Assolutamente no. Abbiamo invece ricevuto finanziamenti, il più grosso legato all’imprenditoria femminile nell’apertura della struttura ricettiva. Con questo abbiamo realizzato l’impianto elettrico e idraulico. Ma per la muratura e il recupero del paese medievale non abbiamo mai avuto sostegno dal pubblico. Era come se vivessimo in una bolla: ogni volta c’era sempre una ragione per cui non avevamo diritto ai fondi. Da noi i fondi comunitari non potevano arrivare e nemmeno quelli per i piccoli comuni, visto che il nostro borgo comunque fa parte del comune di Ventimiglia che ha 30mila abitanti. Non ricevevamo nemmeno i fondi per la montagna perché per loro siamo troppo bassi. Quindi alla fine determinante è stato il volontariato nel cantiere, attraverso un’opera di autocostruzione. Alcuni artigiani sono stati chiamati solo nella parte conclusiva.
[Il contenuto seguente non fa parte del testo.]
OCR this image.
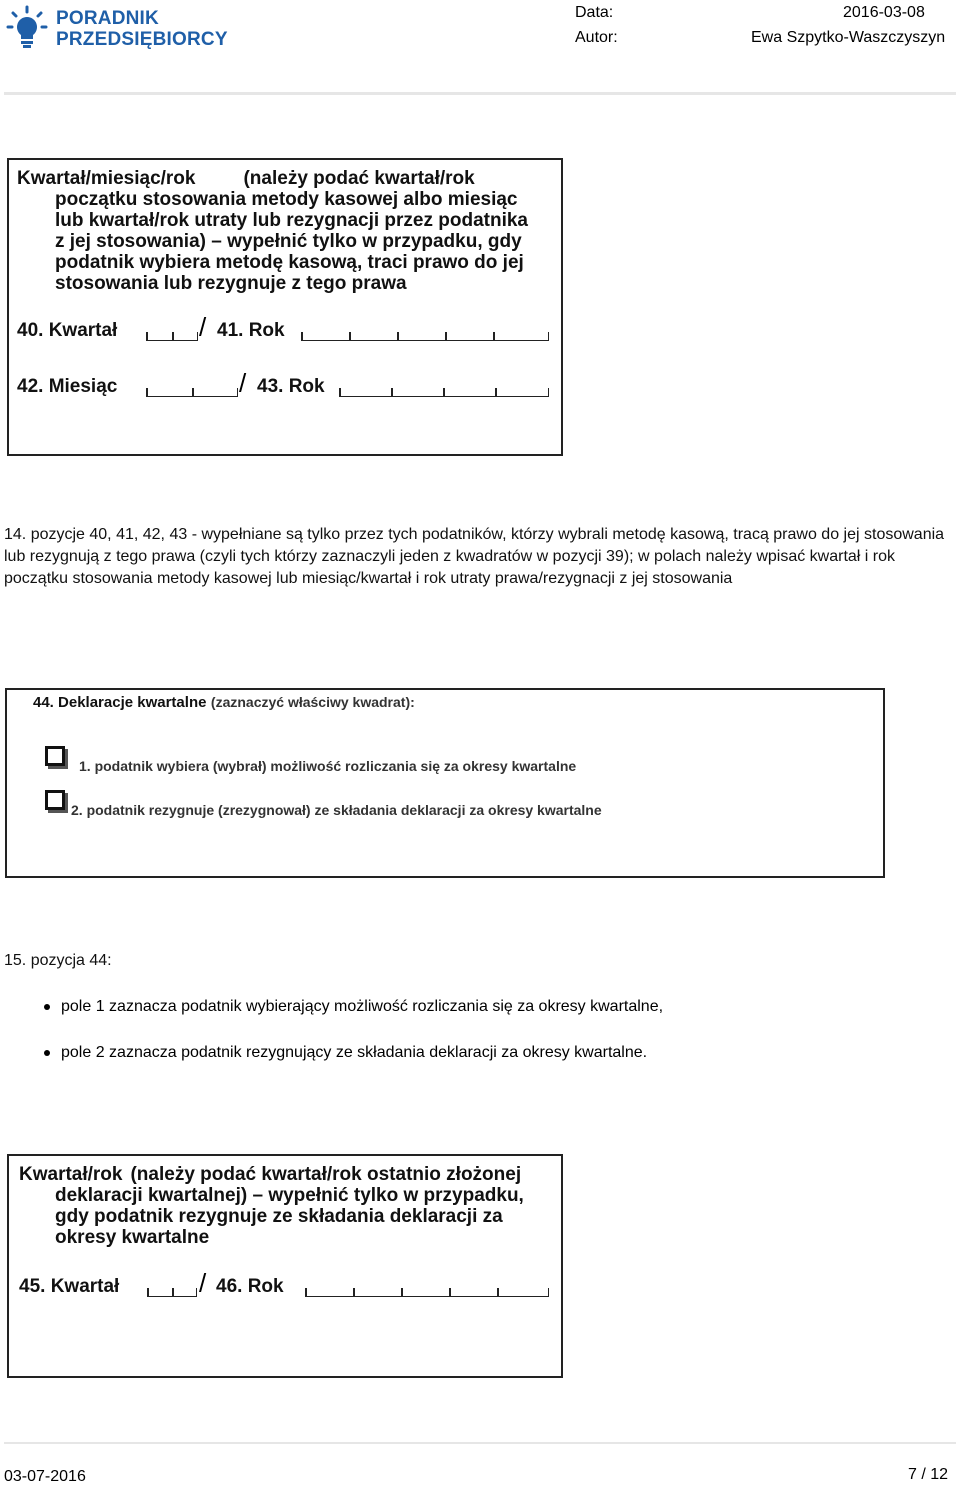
PORADNIK
PRZEDSIĘBIORCY
Data:	2016-03-08
Autor:	Ewa Szpytko-Waszczyszyn
Kwartał/miesiąc/rok	(należy podać kwartał/rok
początku stosowania metody kasowej albo miesiąc
lub kwartał/rok utraty lub rezygnacji przez podatnika
z jej stosowania) – wypełnić tylko w przypadku, gdy
podatnik wybiera metodę kasową, traci prawo do jej
stosowania lub rezygnuje z tego prawa
40. Kwartał	/ 41. Rok
42. Miesiąc	/ 43. Rok
14. pozycje 40, 41, 42, 43 - wypełniane są tylko przez tych podatników, którzy wybrali metodę kasową, tracą prawo do jej stosowania lub rezygnują z tego prawa (czyli tych którzy zaznaczyli jeden z kwadratów w pozycji 39); w polach należy wpisać kwartał i rok początku stosowania metody kasowej lub miesiąc/kwartał i rok utraty prawa/rezygnacji z jej stosowania
44. Deklaracje kwartalne (zaznaczyć właściwy kwadrat):
1. podatnik wybiera (wybrał) możliwość rozliczania się za okresy kwartalne
2. podatnik rezygnuje (zrezygnował) ze składania deklaracji za okresy kwartalne
15. pozycja 44:
pole 1 zaznacza podatnik wybierający możliwość rozliczania się za okresy kwartalne,
pole 2 zaznacza podatnik rezygnujący ze składania deklaracji za okresy kwartalne.
Kwartał/rok (należy podać kwartał/rok ostatnio złożonej
deklaracji kwartalnej) – wypełnić tylko w przypadku,
gdy podatnik rezygnuje ze składania deklaracji za
okresy kwartalne
45. Kwartał	/ 46. Rok
03-07-2016	7 / 12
Qual è lo stato dell’arte oggi? A che punto siete riusciti ad arrivare rispetto al vostro progetto iniziale?
Il nostro progetto iniziale lo abbiamo realizzato tutto: comprare, ristrutturare e realizzare una zona comune a beneficio del paese. Oltre alla struttura ricettiva che è dotata di sale riunioni, abbiamo realizzato una ventina di residenze private di cui l’ultima è stata finita proprio quest’anno. Il paese è abitato oggi da 25 persone tra adulti e bambini che vivono qui tutto l’anno. C’è anche qualche seconda casa perché alcuni dei soci che hanno finanziato il progetto non sono venuti a vivere qui ma hanno mantenuto il diritto ad avere la loro casa nel borgo.ì

La vostra esperienza è nota a livello nazionale?
Nel ‘nostro mondo’ siamo molto conosciuti. Io personalmente ho presentato la nostra esperienza tantissime volte in giro per l’Italia e non solo. Facciamo parte della rete degli ecovillaggi e attraverso questa rete la nostra esperienza ha potuto circolare. Negli ultimi mesi io in particolare ho potuto collaborare con un progetto in Sicilia nato da un gruppo di persone anche in collaborazione con l’Università di Catania, che ha realizzato una mappatura dei borghi abbandonati in quella Regione. +ù

Massimo Candela prossimamente sarà a Bolzano per presentare il progetto dell'ecovillaggio in occasione dell'11. Congresso dell'Associazione di rappresentanza delle cooperative Legacoopbund, venerdì 25 novembre 2016 alle ore 17.00 nella Camera di Commercio di Bolzano.